Os rituais nossos do dia a dia

ECOA

15/02/2020 04h00

No começo do seu discurso para a turma de formandos de 2005 da Kenyon College, o escritor David Foster Wallace conta uma parábola que é mais ou menos assim:

Dois jovens peixinhos estão nadando juntos pelo mar como quem não quer nada. Logo depois de virar em um coral, eles encontram um peixe mais velho, que pergunta para eles: "Hey, meninos! O que vocês estão achando da água hoje?". Os dois sorriem e cumprimentam o velhinho e seguem seu caminho, até que alguns momentos depois, um peixe vira para o outro e pergunta: "Mas o que diabos é água?!"

Essa parábola me marcou muito, pois eu ando tendo conversas muito parecidas com essas nos últimos anos. Conversas sobre como as vezes a gente não consegue prestar atenção ao mundo a nossa volta por literalmente estar afundado dentro dele.

Um exemplo disso é você ir a um restaurante ou a um mercado lotado depois do trabalho. Você está cansada, com fome e olha para aquelas pessoas a sua volta com um olhar impaciente. Você só quer comer, mas tem uma senhorinha que não consegue lembrar da senha do cartão logo na sua frente no caixa do mercado. No restaurante, uma criança não para de chorar no colo da mãe, enquanto o pai olha para o celular sem dar muita bola para a situação. Você se desespera. Você só quer comer e ir para casa.

Mas esse é nosso ponto de vista daquele momento. Se a gente conseguisse ter um pouco de empatia, talvez a gente percebesse que aquela senhorinha está comprando ingredientes para fazer um bolo para o seu marido de 50 anos que acabou de voltar para casa depois de alguns meses no hospital e por isso ela está emocionada e não consegue lembrar a senha do cartão. Ou que aquela família está indo comer no restaurante, pois eles tiveram um acidente doméstico e estão tendo de passar um tempo morando no hotel logo na esquina do restaurante e o pai naquele momento está no celular com o seu corretor de seguros que o está ajudando no processo com a seguradora enquanto a mãe cuida da filha que não se acostumou ainda com a cama nova .  

Isso é água.

Assim como os peixinhos a gente só consegue ter nossas experiências para nos guiar no nosso dia a dia. Então o fato de a gente estar cansado e com fome – ou até no outro espectro, apaixonado e super bem nutrido – nos faz ver o mundo através dessa lente.
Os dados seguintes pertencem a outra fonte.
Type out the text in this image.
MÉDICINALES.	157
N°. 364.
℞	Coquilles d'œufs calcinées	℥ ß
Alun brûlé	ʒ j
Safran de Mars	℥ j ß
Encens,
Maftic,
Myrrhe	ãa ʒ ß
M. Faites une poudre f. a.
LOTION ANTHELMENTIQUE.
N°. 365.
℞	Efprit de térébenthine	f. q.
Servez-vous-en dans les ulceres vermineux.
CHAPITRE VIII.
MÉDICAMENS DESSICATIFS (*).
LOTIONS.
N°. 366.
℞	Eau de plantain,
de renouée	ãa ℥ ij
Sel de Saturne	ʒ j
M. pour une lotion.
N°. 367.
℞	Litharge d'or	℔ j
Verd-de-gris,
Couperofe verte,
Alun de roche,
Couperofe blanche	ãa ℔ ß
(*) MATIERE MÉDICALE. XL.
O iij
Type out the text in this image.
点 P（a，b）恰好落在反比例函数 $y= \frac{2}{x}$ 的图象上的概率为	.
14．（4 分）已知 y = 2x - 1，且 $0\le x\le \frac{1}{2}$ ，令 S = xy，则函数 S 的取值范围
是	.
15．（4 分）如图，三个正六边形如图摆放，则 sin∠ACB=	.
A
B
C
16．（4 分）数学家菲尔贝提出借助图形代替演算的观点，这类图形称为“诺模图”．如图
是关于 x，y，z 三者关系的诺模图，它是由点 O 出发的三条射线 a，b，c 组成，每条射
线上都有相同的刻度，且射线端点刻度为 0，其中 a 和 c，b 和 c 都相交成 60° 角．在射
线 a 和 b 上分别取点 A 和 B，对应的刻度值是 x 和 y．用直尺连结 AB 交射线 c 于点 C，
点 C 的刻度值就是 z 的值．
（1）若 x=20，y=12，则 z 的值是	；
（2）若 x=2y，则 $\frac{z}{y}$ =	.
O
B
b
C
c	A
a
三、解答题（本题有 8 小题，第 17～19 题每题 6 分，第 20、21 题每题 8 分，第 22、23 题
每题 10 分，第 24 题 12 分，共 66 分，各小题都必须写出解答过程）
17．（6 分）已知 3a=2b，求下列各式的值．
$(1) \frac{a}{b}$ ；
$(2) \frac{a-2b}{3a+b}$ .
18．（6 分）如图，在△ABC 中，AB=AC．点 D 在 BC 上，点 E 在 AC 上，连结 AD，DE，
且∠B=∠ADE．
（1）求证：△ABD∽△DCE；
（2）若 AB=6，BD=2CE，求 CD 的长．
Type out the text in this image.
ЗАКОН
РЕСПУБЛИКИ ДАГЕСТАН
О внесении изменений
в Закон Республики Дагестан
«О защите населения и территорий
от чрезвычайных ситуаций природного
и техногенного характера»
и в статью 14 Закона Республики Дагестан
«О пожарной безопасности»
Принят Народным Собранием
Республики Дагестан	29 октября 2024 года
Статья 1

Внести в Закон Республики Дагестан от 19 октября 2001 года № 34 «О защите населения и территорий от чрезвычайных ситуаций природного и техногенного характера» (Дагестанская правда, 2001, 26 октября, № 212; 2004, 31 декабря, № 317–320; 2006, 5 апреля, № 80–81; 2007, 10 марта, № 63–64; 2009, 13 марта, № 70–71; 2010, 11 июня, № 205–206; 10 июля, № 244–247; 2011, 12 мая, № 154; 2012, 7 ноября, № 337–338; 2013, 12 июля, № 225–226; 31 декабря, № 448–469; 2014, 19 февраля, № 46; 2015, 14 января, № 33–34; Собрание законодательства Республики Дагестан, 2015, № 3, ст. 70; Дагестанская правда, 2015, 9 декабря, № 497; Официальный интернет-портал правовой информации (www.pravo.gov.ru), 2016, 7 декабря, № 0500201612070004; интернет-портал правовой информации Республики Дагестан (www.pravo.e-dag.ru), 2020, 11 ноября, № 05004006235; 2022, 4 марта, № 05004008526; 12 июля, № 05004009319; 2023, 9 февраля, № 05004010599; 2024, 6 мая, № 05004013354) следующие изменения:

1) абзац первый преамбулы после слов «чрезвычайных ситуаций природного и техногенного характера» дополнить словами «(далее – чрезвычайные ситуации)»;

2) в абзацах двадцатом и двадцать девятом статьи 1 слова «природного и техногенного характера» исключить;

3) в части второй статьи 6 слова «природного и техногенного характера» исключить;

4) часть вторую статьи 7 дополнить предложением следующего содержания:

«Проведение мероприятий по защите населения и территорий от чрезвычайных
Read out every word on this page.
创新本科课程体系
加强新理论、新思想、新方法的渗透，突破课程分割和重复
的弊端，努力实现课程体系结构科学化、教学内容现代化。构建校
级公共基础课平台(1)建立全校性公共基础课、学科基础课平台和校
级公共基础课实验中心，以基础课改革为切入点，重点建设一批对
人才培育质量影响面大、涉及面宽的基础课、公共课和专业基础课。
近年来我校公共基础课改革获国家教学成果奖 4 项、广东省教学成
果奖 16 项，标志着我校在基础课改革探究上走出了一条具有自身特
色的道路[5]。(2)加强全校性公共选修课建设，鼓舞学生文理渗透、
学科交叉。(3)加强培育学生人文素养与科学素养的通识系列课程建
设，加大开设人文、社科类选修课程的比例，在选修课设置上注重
A lente do eu. Da MINHA fome, do MEU cansaço, dos MEUS desejos. Sem pensar no outro, na SUA condição, nos SEUS desejos, na SUA fome, no SEU cansaço.

Wallace diz no seu discurso que isso é o real significado de ter uma educação e aprender a pensar. Conhecimento se adquire, mas entender que existe o outro e que você não está nesse oceano sozinho…

Isso é água.

Muito disso vem das agruras da vida adulta. Uma ideia que Wallace divide comigo, é que não existe ateísmo na vida adulta moderna.

Todos nós adoramos a um deus. Seja ele religioso – e com o nome que você quiser dar – ou seja ele conceitual como seu trabalho, seu dinheiro ou seu conhecimento. Nós sempre estamos adorando alguma coisa e se aceitamos uma religião, temos de fazer de tudo para ir para sua ideia de paraíso. Seja esse paraíso nos céus ou uma conta bancária com muitos zeros no saldo.

Tudo que a gente faz enquanto adultos, tem um tom ritualístico. Assim como sacerdotes religiosos, usamos a mesma roupa que nossos pares para sermos reconhecidos e aceitos na nossa ordem. Seguimos regras estritas que nos falam aonde ir, o que comer, como ter uma promoção no trabalho, com quem procriar, como pessoas com o nosso tom de pele devem se portar, em que fila do supermercado você tem de ficar se tem menos de 10 itens no carrinho. Tudo é ritual. Tudo é adoração.

Essa adoração, faz com que a gente foque nosso ponto de vista para o que importa para conseguir esse nosso objetivo. E, é assim que nascem os extremismos. É assim que a gente se divide. É assim que a gente se separa. É assim que a gente vira um pro outro e se pergunta: "Mas o que diabos é água?!"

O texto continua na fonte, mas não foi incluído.